Many Players Benefit
John Schert, the Hinkley Center director, calls it a win-win situation for everyone. “The professors get to do research and publish their papers and present their projects at conferences, graduate students get to participate and work on real projects focused on solving problems and get a valuable graduate degree, the waste industry gets valuable data and information, and the regulatory community learns more about what works and what does not.”

“I handle recirculation leachate, collect gas and leachate samples, and analyze them and give it to officials at Jones Edmonton Associates,” says Kadambala, who has worked at the landfill since 2005. “I’m getting my Ph.D., so while I’m working there I’m basically helping myself too, because I’m getting a lot of research data I can publish.”

“I want us to do research on things that matter to people,” Schert says.

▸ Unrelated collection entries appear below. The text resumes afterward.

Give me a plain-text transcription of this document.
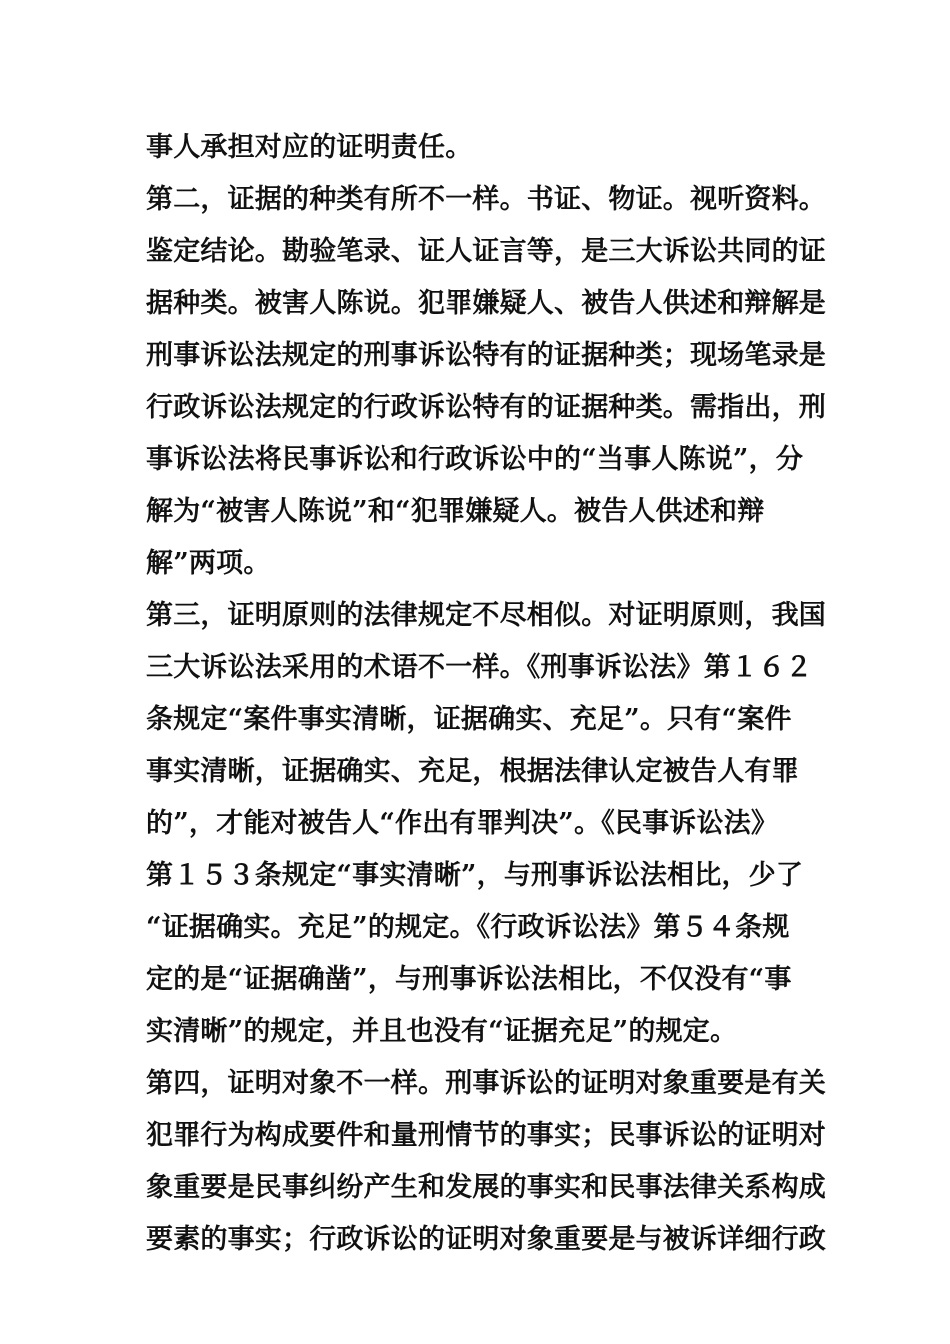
事人承担对应的证明责任。
第二，证据的种类有所不一样。书证、物证。视听资料。
鉴定结论。勘验笔录、证人证言等，是三大诉讼共同的证
据种类。被害人陈说。犯罪嫌疑人、被告人供述和辩解是
刑事诉讼法规定的刑事诉讼特有的证据种类；现场笔录是
行政诉讼法规定的行政诉讼特有的证据种类。需指出，刑
事诉讼法将民事诉讼和行政诉讼中的“当事人陈说”，分
解为“被害人陈说”和“犯罪嫌疑人。被告人供述和辩
解”两项。
第三，证明原则的法律规定不尽相似。对证明原则，我国
三大诉讼法采用的术语不一样。《刑事诉讼法》第１６２
条规定“案件事实清晰，证据确实、充足”。只有“案件
事实清晰，证据确实、充足，根据法律认定被告人有罪
的”，才能对被告人“作出有罪判决”。《民事诉讼法》
第１５３条规定“事实清晰”，与刑事诉讼法相比，少了
“证据确实。充足”的规定。《行政诉讼法》第５４条规
定的是“证据确凿”，与刑事诉讼法相比，不仅没有“事
实清晰”的规定，并且也没有“证据充足”的规定。
第四，证明对象不一样。刑事诉讼的证明对象重要是有关
犯罪行为构成要件和量刑情节的事实；民事诉讼的证明对
象重要是民事纠纷产生和发展的事实和民事法律关系构成
要素的事实；行政诉讼的证明对象重要是与被诉详细行政
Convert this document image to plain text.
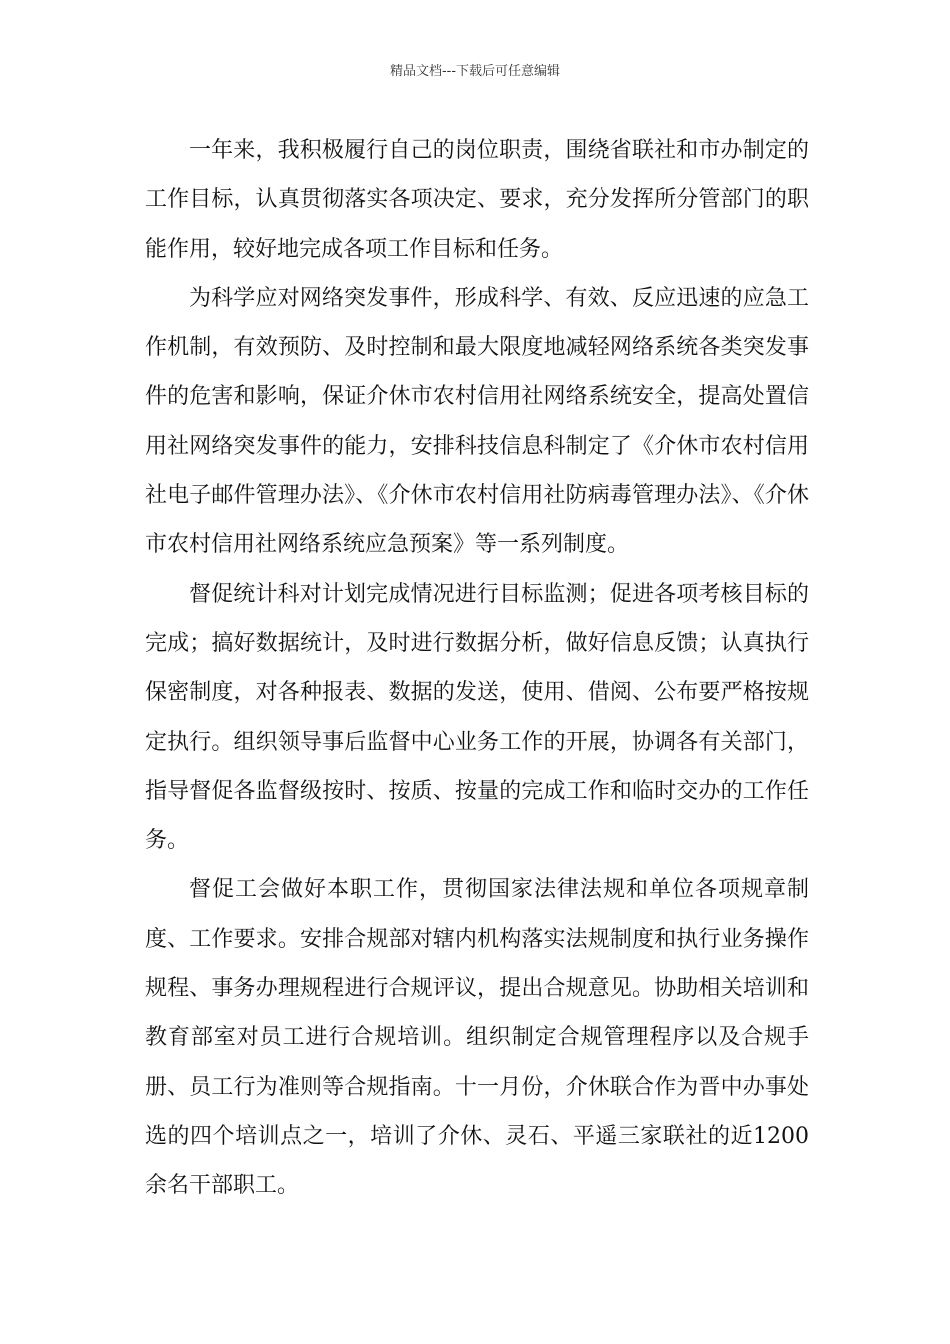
精品文档---下载后可任意编辑

一年来，我积极履行自己的岗位职责，围绕省联社和市办制定的工作目标，认真贯彻落实各项决定、要求，充分发挥所分管部门的职能作用，较好地完成各项工作目标和任务。

为科学应对网络突发事件，形成科学、有效、反应迅速的应急工作机制，有效预防、及时控制和最大限度地减轻网络系统各类突发事件的危害和影响，保证介休市农村信用社网络系统安全，提高处置信用社网络突发事件的能力，安排科技信息科制定了《介休市农村信用社电子邮件管理办法》、《介休市农村信用社防病毒管理办法》、《介休市农村信用社网络系统应急预案》等一系列制度。

督促统计科对计划完成情况进行目标监测；促进各项考核目标的完成；搞好数据统计，及时进行数据分析，做好信息反馈；认真执行保密制度，对各种报表、数据的发送，使用、借阅、公布要严格按规定执行。组织领导事后监督中心业务工作的开展，协调各有关部门，指导督促各监督级按时、按质、按量的完成工作和临时交办的工作任务。

督促工会做好本职工作，贯彻国家法律法规和单位各项规章制度、工作要求。安排合规部对辖内机构落实法规制度和执行业务操作规程、事务办理规程进行合规评议，提出合规意见。协助相关培训和教育部室对员工进行合规培训。组织制定合规管理程序以及合规手册、员工行为准则等合规指南。十一月份，介休联合作为晋中办事处选的四个培训点之一，培训了介休、灵石、平遥三家联社的近1200余名干部职工。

Ongoing research at the landfill site includes the operation of gas extraction, leachate recirculation, and air injection systems. Leachate volumes and characteristics, gas quality and generation rate, settlement, instruments, and waste properties are also being monitored.

Bioreactor activities are also going on at two other landfills in Florida besides New River Regional. The Polk County Landfill is active, but the Alachua County Southwest Landfill sits closed. However, it’s taking steps to re-institute leachate recirculation under the liner cap, effectively creating a bioreactor.

With its success, members of the team that created the New River bioreactor landfill see huge potential for the technology. “Eventually,” O’Neal says, “bioreactor landfills will be the only approved landfills in the country because of the environmental threat.”